On the Merits.
[2] The plaintiff is a wholesale dealer in malt liquors containing less than 2 per cent, of alcohol in the parish of Tangipahoa, where the sale of intoxicating liquors is prohibited. The annual gross sales by the plaintiff are less than $5,000. On paying the sum of $50 to the sheriff and ex officio tax collector, the plaintiff demanded a license to conduct its business. The tax collector declined to issue the license until the plaintiff, should make an affidavit as to the amount of its annual business, and he gave the plaintiff a blank form of the affidavit to be filled out and signed by the proper representative of the plaintiff company. When this requirement was complied with, the tax collector had reconsidered the matter, and he refused to issue the license because the parish of Tangipahoa had, by a vote of the people, refused to license the sale of intoxicating liquors, and because the police jury had not licensed the sale of malt liquors containing less than 2 per cent, of alcohol.
The plaintiff proceeded by rule directing the tax collector to show cause why the license should not issue. The only defense made by the respondent in his answer is:.
*204“That the purpose of Act 178 of 1912 was to levy a license on such liquors in parishes where all kinds of liquors are sold by authority of the law, and to levy a license in prohibition parishes where the governing body of the parish authorizes or levies such license.”

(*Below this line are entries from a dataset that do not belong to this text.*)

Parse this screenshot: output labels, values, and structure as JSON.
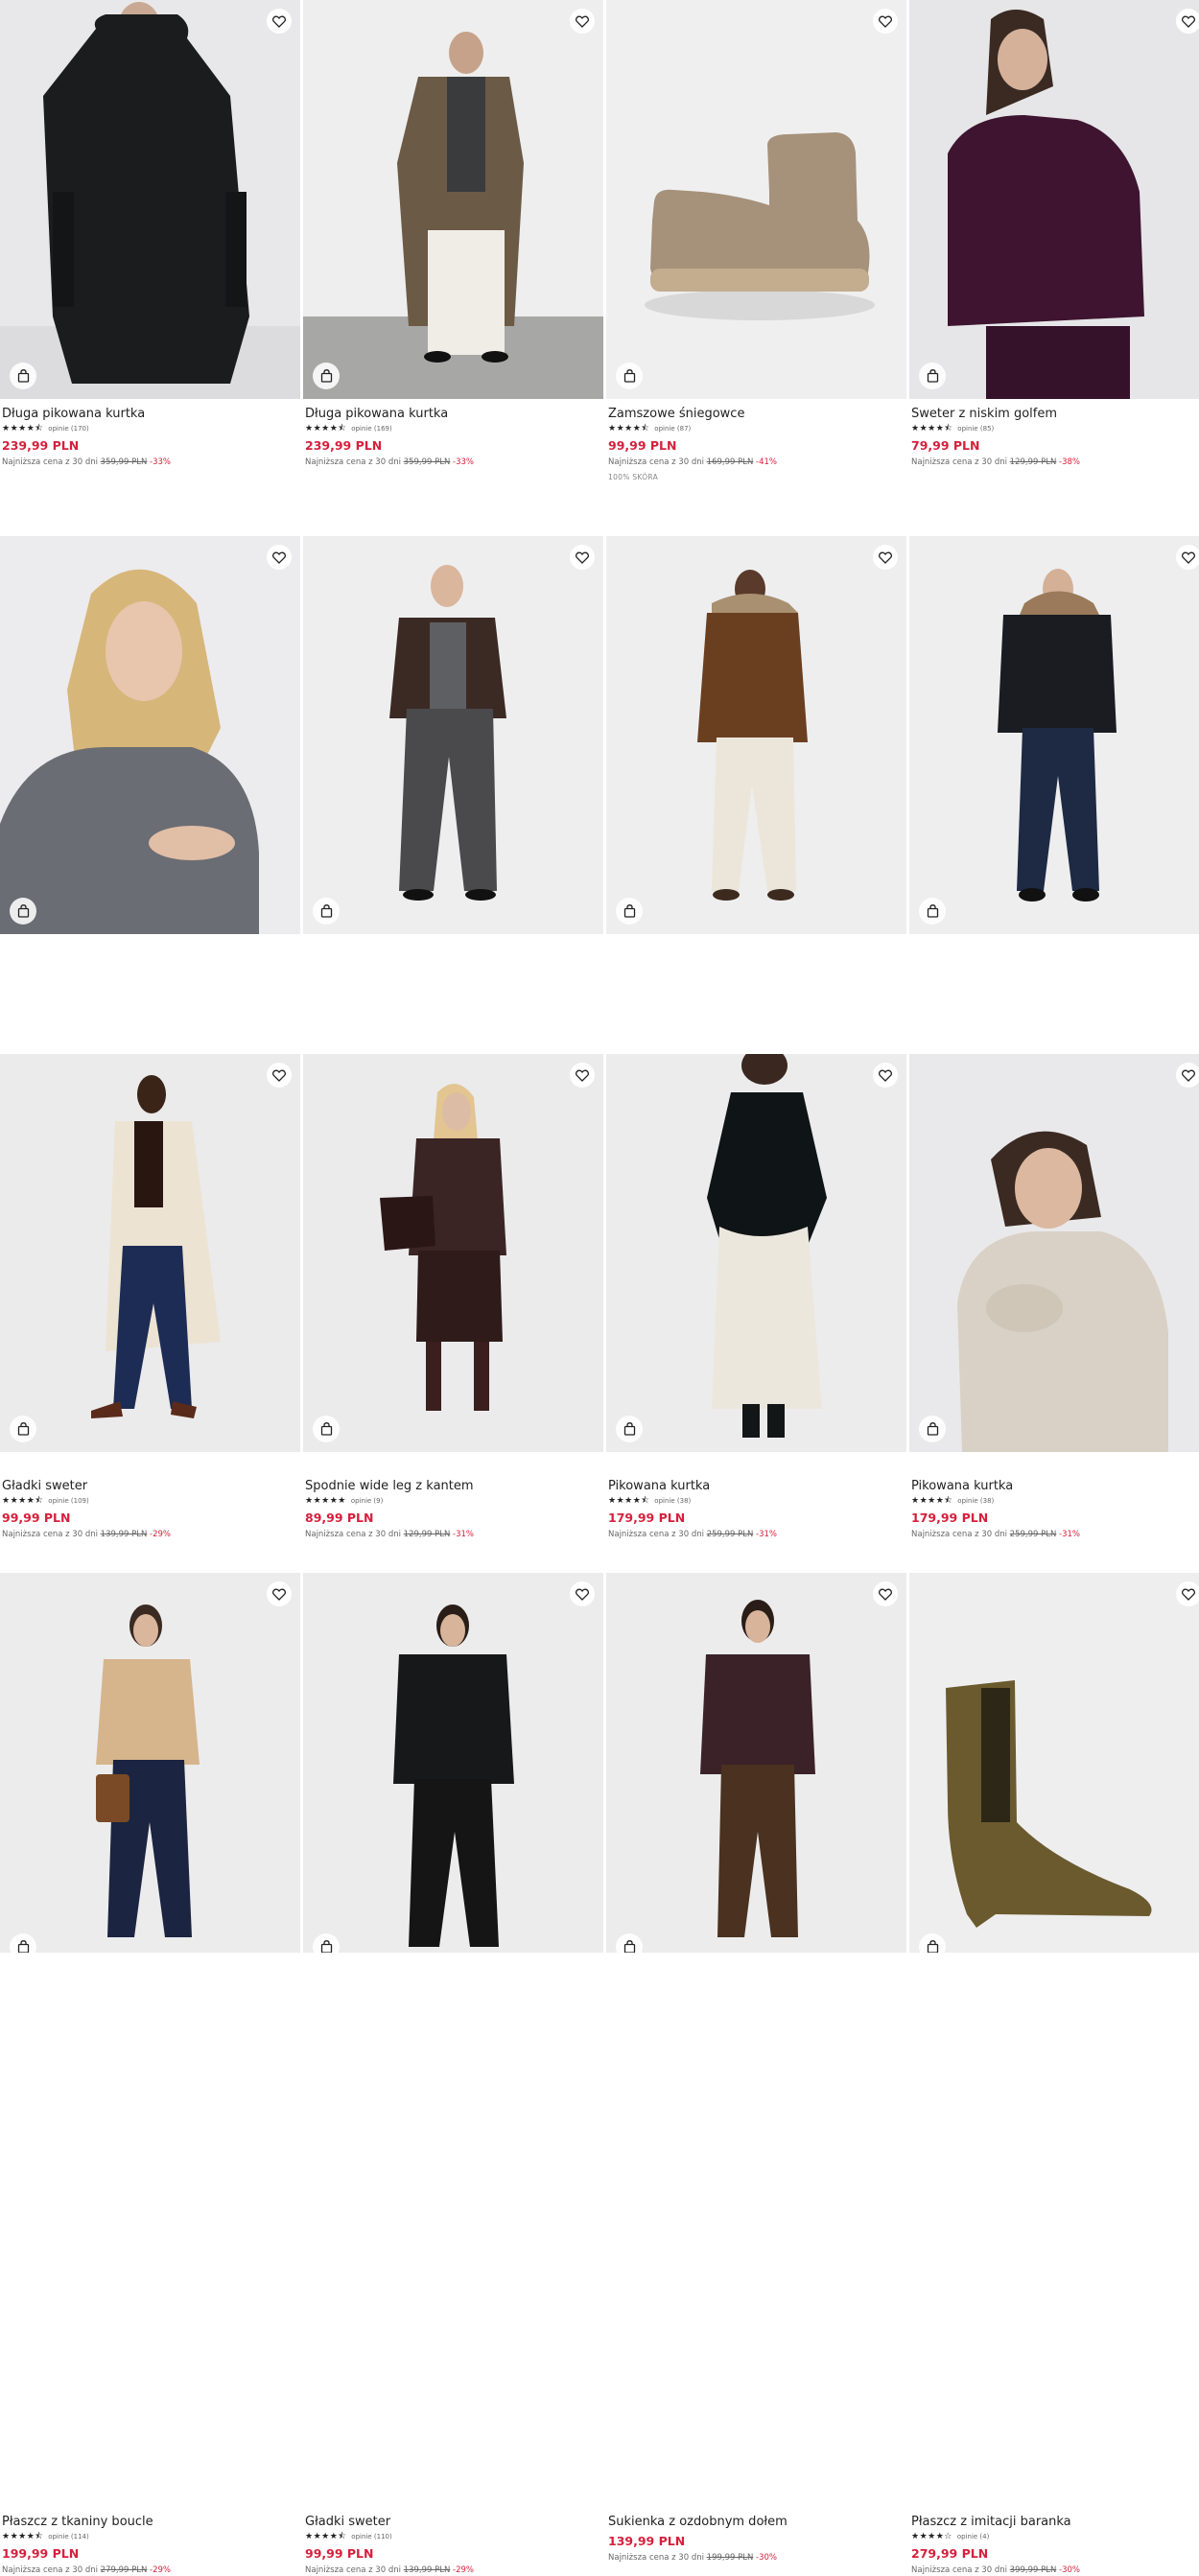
{
  "colors": {
    "price": "#d6203c",
    "text": "#222222",
    "muted": "#666666",
    "bg": "#ffffff"
  },
  "icons": {
    "favorite": "heart-icon",
    "cart": "shopping-bag-icon"
  },
  "products": [
    {
      "name": "Długa pikowana kurtka",
      "stars": "★★★★⯪",
      "reviews": "opinie (170)",
      "price": "239,99 PLN",
      "lowest_label": "Najniższa cena z 30 dni",
      "old_price": "359,99 PLN",
      "discount": "-33%",
      "extra": ""
    },
    {
      "name": "Długa pikowana kurtka",
      "stars": "★★★★⯪",
      "reviews": "opinie (169)",
      "price": "239,99 PLN",
      "lowest_label": "Najniższa cena z 30 dni",
      "old_price": "359,99 PLN",
      "discount": "-33%",
      "extra": ""
    },
    {
      "name": "Zamszowe śniegowce",
      "stars": "★★★★⯪",
      "reviews": "opinie (87)",
      "price": "99,99 PLN",
      "lowest_label": "Najniższa cena z 30 dni",
      "old_price": "169,99 PLN",
      "discount": "-41%",
      "extra": "100% SKÓRA"
    },
    {
      "name": "Sweter z niskim golfem",
      "stars": "★★★★⯪",
      "reviews": "opinie (85)",
      "price": "79,99 PLN",
      "lowest_label": "Najniższa cena z 30 dni",
      "old_price": "129,99 PLN",
      "discount": "-38%",
      "extra": ""
    },
    {
      "name": "Gładki sweter",
      "stars": "★★★★⯪",
      "reviews": "opinie (109)",
      "price": "99,99 PLN",
      "lowest_label": "Najniższa cena z 30 dni",
      "old_price": "139,99 PLN",
      "discount": "-29%",
      "extra": ""
    },
    {
      "name": "Spodnie wide leg z kantem",
      "stars": "★★★★★",
      "reviews": "opinie (9)",
      "price": "89,99 PLN",
      "lowest_label": "Najniższa cena z 30 dni",
      "old_price": "129,99 PLN",
      "discount": "-31%",
      "extra": ""
    },
    {
      "name": "Pikowana kurtka",
      "stars": "★★★★⯪",
      "reviews": "opinie (38)",
      "price": "179,99 PLN",
      "lowest_label": "Najniższa cena z 30 dni",
      "old_price": "259,99 PLN",
      "discount": "-31%",
      "extra": ""
    },
    {
      "name": "Pikowana kurtka",
      "stars": "★★★★⯪",
      "reviews": "opinie (38)",
      "price": "179,99 PLN",
      "lowest_label": "Najniższa cena z 30 dni",
      "old_price": "259,99 PLN",
      "discount": "-31%",
      "extra": ""
    },
    {
      "name": "Płaszcz z tkaniny boucle",
      "stars": "★★★★⯪",
      "reviews": "opinie (114)",
      "price": "199,99 PLN",
      "lowest_label": "Najniższa cena z 30 dni",
      "old_price": "279,99 PLN",
      "discount": "-29%",
      "extra": ""
    },
    {
      "name": "Gładki sweter",
      "stars": "★★★★⯪",
      "reviews": "opinie (110)",
      "price": "99,99 PLN",
      "lowest_label": "Najniższa cena z 30 dni",
      "old_price": "139,99 PLN",
      "discount": "-29%",
      "extra": ""
    },
    {
      "name": "Sukienka z ozdobnym dołem",
      "stars": "",
      "reviews": "",
      "price": "139,99 PLN",
      "lowest_label": "Najniższa cena z 30 dni",
      "old_price": "199,99 PLN",
      "discount": "-30%",
      "extra": ""
    },
    {
      "name": "Płaszcz z imitacji baranka",
      "stars": "★★★★☆",
      "reviews": "opinie (4)",
      "price": "279,99 PLN",
      "lowest_label": "Najniższa cena z 30 dni",
      "old_price": "399,99 PLN",
      "discount": "-30%",
      "extra": ""
    },
    {
      "name": "",
      "stars": "",
      "reviews": "",
      "price": "",
      "lowest_label": "",
      "old_price": "",
      "discount": "",
      "extra": ""
    },
    {
      "name": "",
      "stars": "",
      "reviews": "",
      "price": "",
      "lowest_label": "",
      "old_price": "",
      "discount": "",
      "extra": ""
    },
    {
      "name": "",
      "stars": "",
      "reviews": "",
      "price": "",
      "lowest_label": "",
      "old_price": "",
      "discount": "",
      "extra": ""
    },
    {
      "name": "",
      "stars": "",
      "reviews": "",
      "price": "",
      "lowest_label": "",
      "old_price": "",
      "discount": "",
      "extra": ""
    }
  ]
}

The allegations of fact contained in the petition, which are stated above, are admitted in the answer to the rule.
On the trial of the case, it was proven by the plaintiff, and was not disputed by the defendant, that the malt liquor in which the plaintiff deals, containing less than 2 per cent, of alcohol, is a nonintoxieating beverage.
The district court tendered judgment in favor of the plaintiff, making the rule absolute and ordering the tax collector to issue the license for the sale of malt liquors containing less than 2 per cent, of alcohol. The defendant has appealed.
The defense seems to be based upon the theory that all malt beverages are intoxicating. This court decided in at least two recent cases that the question whether certain malt beverages, such as “near beer” and “hiawatha” are intoxicating is a question of fact to be determined by the jury or trial judge, in each case. In the case of State v. Maroun, 128 La. 829, 55 South. 472, it was said that the term, “malt liquors,” as used in a statute defining “grog or tippling shops,” in prohibition districts, must be construed as including only the malt liquors which are intoxicating, and that the intent of the Legislature to penalize the sale of nonintoxicating beverages will not be presumed, where no such intent is expressed in the title of the statute. And, in the case of City of Shreveport v. Smith, 130 La. 126, 57 South. 652, and in another case of the same title at page 132, it was decided that article 229 of the Constitution, which declares that a municipality cannot fix the license for retailing spirituous or malt liquors lower than is fixed by -the state, applies only to malt liquors which are or may be capable of producing intoxication when used as a beverage.
In the case last cited, this court expressed its unwillingness to rule judicially that malt liquors are intoxicating unless they be so declared by statute. Section 4 of the statute in question declares plainly that malt liquors containing less than 2 per cent, of alcohol are not to be regarded as intoxicating liquor, viz.:
“The provisions of this act shall not be construed as conflicting with the present law touching' the sale of intoxicating malt liquors and shall have application exclusively to malt liquors containing less than two per cent alcohol.”
Section 3 of Act No. 178 of 1912 expresses the intention to require the tax collector to issue this state license without regard to whether the parochial or municipal authorities license the sale of malt liquors containing less than 2 per cent, of alcohol. It provides:
“That whosoever shall sell at wholesale or retail any malt liquors containing less than two per cent alcohol without first obtaining the license herein provided, or without first obtaining the license which may be imposed by any municipal or parochial authority for the sale of malt liquors containing less than two per cent alcohol, shall be guilty of a misdemeanor,” etc.
For the reasons assigned, the judgment appealed from is affirmed, at the cost of the appellant.